Of course, it is one of the joys of music – perhaps its most powerful quality – that it crosses boundaries. I still feel there is a danger in the concept of “World Music”, however, as there is a danger in travel itself, of music and cultures becoming homogenised, losing their distinctiveness. What I realised that night in Uppsala was that I was an outsider – an outsider who had invited himself into a quintessentially Swedish occasion – but in the best, most inclusive definition of the word, if that makes sense.
Of course, there were outside influences at play on-stage, notably from Scotland and elsewhere in Northern Europe, but they had good historical justifications and the music, the spoken introductions, even the jokes (were they funny?) – everything but everything was so Swedish and in Swedish too. I could not have been anywhere but where I was, and I loved that so much, more than I can describe. The journey had been worthwhile. It was as though I had invited myself to a party of strangers, all of whom treated me kindly and warmly, but sensibly carried on doing things their way. What a privilege.

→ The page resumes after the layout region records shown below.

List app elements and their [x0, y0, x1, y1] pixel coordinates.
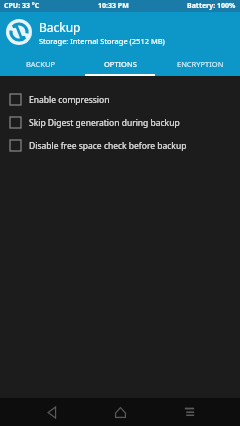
button[interactable]: Skip Digest generation during backup	[0, 111, 240, 134]
staticText: Disable free space check before backup	[29, 140, 187, 152]
button[interactable]: BACKUP	[0, 52, 80, 76]
button[interactable]: Disable free space check before backup	[0, 134, 240, 157]
staticText: Enable compression	[29, 94, 110, 106]
staticText: Storage: Internal Storage (2512 MB)	[39, 36, 165, 46]
button[interactable]: ENCRYPTION	[160, 52, 240, 76]
button[interactable]: Enable compression	[0, 88, 240, 111]
staticText: CPU: 33 °C	[4, 1, 40, 11]
button[interactable]: Home	[103, 398, 137, 426]
button[interactable]: Recent apps	[172, 398, 206, 426]
staticText: Skip Digest generation during backup	[29, 117, 180, 129]
staticText: 10:33 PM	[98, 1, 129, 11]
staticText: Battery: 100%	[187, 1, 236, 11]
staticText: Backup	[39, 19, 81, 35]
staticText: ENCRYPTION	[177, 59, 224, 69]
staticText: OPTIONS	[104, 59, 137, 69]
staticText: BACKUP	[26, 59, 55, 69]
button[interactable]: OPTIONS	[80, 52, 160, 76]
button[interactable]: Back	[35, 398, 69, 426]
other: App icon	[6, 19, 32, 45]
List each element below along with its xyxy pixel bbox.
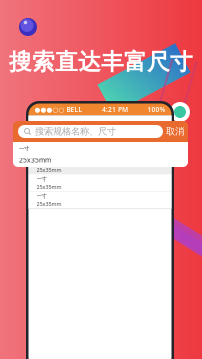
staticText: 取消 [166, 126, 184, 137]
staticText: 25x35mm [36, 200, 62, 208]
staticText: 搜索规格名称、尺寸 [35, 126, 116, 137]
staticText: 搜索直达丰富尺寸 [9, 48, 193, 76]
staticText: 25x35mm [36, 166, 62, 174]
staticText: 4:21 PM [102, 105, 128, 114]
staticText: 一寸 [36, 193, 46, 199]
staticText: 25x35mm [19, 156, 51, 164]
staticText: 一寸 [19, 145, 29, 152]
staticText: 100% [148, 105, 166, 114]
button[interactable]: 一寸 [28, 174, 172, 192]
staticText: 25x35mm [36, 184, 62, 191]
staticText: ●●●○○ BELL [34, 105, 82, 114]
button[interactable]: 一寸 [28, 192, 172, 208]
button[interactable]: 取消 [164, 121, 186, 142]
staticText: 一寸 [36, 176, 46, 182]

One very friendly group of locals chatted with me and were astonished that I had come so far to hear this concert which, for them, was a local event, not “run of the mill”, but part of the fabric of everyday life. They were surprised I had even heard about it. For me, being there was the most natural decision in the world and one of the best decisions I have ever taken. I have never been surrounded by such a sea of gentle, kind, considerate, carefree happiness and joy. Thank you, Benny, and Helen, and Tommy, and all the band. Thank you, Uppsala – and thank you Sweden. In a way I have had my first little experience of Heaven.